As a part of our analysis, we visualized the idea of ‘free yardage’ given to offenses because of defensive pass interference calls. In our Tableau file, you can find a ‘Free Yardage Visualization’ which includes nearly 50 data points where the offensive play result was 0 yards, but because of pass interference, the result of the play ended up being huge.

**Penalty Yardage**

We hypothesized that penalty yardage per week would decrease over the course of a season as teams become more disciplined. However, we did not find that trend to be the case. In the first two weeks of 2018, penalty yardage totals on passing plays for the entire league were just over 500 yards before jumping to over 650 yards in Week 3. For most of the 2018 season, penalty yardage totals on passing plays ranged between 250 to 550 total yards, with one outlier in Week 13.

In Week 13, the total penalty yardage on passing plays skyrocketed to 876 total yards. This unusually high number of penalty yardage largely stemmed from a season-high 483 penalty yards via defensive pass interference penalties. When analyzing this number in context of Week 13, we realized that over half of these 483 yards came from six different pass interference calls of 25 yards or longer across various games, which created this unusual outlier in our data.

Overall cornerbacks allow the most penalty yardage by far of any position, nearly 4000 total yards per season.

In [None]:
from IPython.display import IFrame

#https://public.tableau.com/profile/dan.mcgee#!/vizhome/VisualizationofCoverageData/SuccessofCoverages
#https://public.tableau.com/views/USDroughtIntensityAnalysis2000-2018/USDroughtIntensity2000-2018?:embed=y&:display_count=yes

# Import Tableau Visualization 
IFrame('https://public.tableau.com/views/VisualizationofPenaltyData/FreeYardageVisualization?:embed=y&:display_count=yes&?:showVizHome=no', width = 750, height = 1000)

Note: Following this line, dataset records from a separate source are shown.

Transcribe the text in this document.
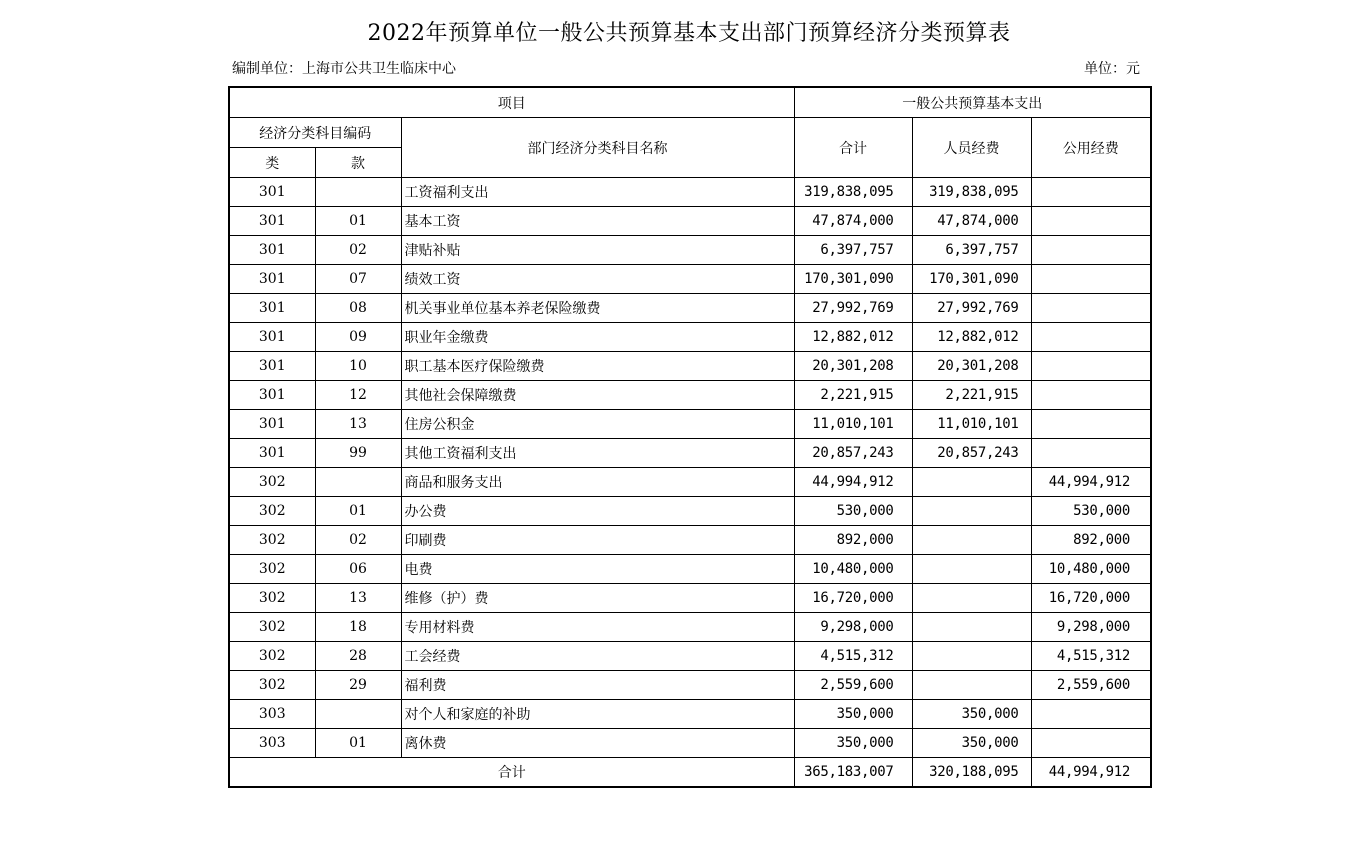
2022年预算单位一般公共预算基本支出部门预算经济分类预算表
编制单位：上海市公共卫生临床中心	单位：元
项目			一般公共预算基本支出		
经济分类科目编码		部门经济分类科目名称	合计	人员经费	公用经费
类	款				
301		工资福利支出	319,838,095	319,838,095	
301	01	基本工资	47,874,000	47,874,000	
301	02	津贴补贴	6,397,757	6,397,757	
301	07	绩效工资	170,301,090	170,301,090	
301	08	机关事业单位基本养老保险缴费	27,992,769	27,992,769	
301	09	职业年金缴费	12,882,012	12,882,012	
301	10	职工基本医疗保险缴费	20,301,208	20,301,208	
301	12	其他社会保障缴费	2,221,915	2,221,915	
301	13	住房公积金	11,010,101	11,010,101	
301	99	其他工资福利支出	20,857,243	20,857,243	
302		商品和服务支出	44,994,912		44,994,912
302	01	办公费	530,000		530,000
302	02	印刷费	892,000		892,000
302	06	电费	10,480,000		10,480,000
302	13	维修（护）费	16,720,000		16,720,000
302	18	专用材料费	9,298,000		9,298,000
302	28	工会经费	4,515,312		4,515,312
302	29	福利费	2,559,600		2,559,600
303		对个人和家庭的补助	350,000	350,000	
303	01	离休费	350,000	350,000	
合计			365,183,007	320,188,095	44,994,912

# Summary, Conclusions and Future Considerations
Facemask penalties can be called on almost any player on the field, but in terms of pass coverage, they are almost always called on cornerbacks. We can attribute this to the fact of smaller cornerbacks struggling to tackle larger wide receivers downfield, grabbing anywhere they can to bring their opponent down. Facemask discipline can be improved by working on tackling form or can be completely avoided if corners deny the receiver the ball completely.

When analyzing defensive holding calls, we came to a few conclusions regarding quarterback rollouts. When the quarterback finds no one to be open after making his reads, he may scramble out of the pocket to generate some offense. In these situations, it is likely the wide receiver may abandon his route to break free and get open for the quarterback. When this happens, it is more likely the cornerback is encouraged to hold the receiver as to not allow him to break loose and catch the ball. Put simply: the longer the quarterback has the ball in his hands, the more likely a defender is to hold. Defensive holding calls can thus be prevented with increased pass rush.

Defensive pass interference calls are the costliest of any penalty an NFL defense can commit, as they are on average 17.5 yards which is longer than the 15-yard maximum penalty given for personal fouls. Though cornerbacks are mainly to blame for committing pass interference, that is largely because they are the ones playing coverage on receivers nine times out of ten. Overall, NFL teams cannot typically expect that they will become more disciplined from a penalty standpoint as the year progresses as there is no direct downward trend in penalty yards per week as the season rolls on. However, if defenses can become more disciplined and stay away from defensive holding and pass interference, they will inevitably find more success as the free yardage and free downs that come with those plays can be detrimental.

In future situations, we would be interested to investigate the trends in pass coverage penalties compared to those in running situations. Some penalties we would be interested to investigate are facemasks and offensive and defensive holding.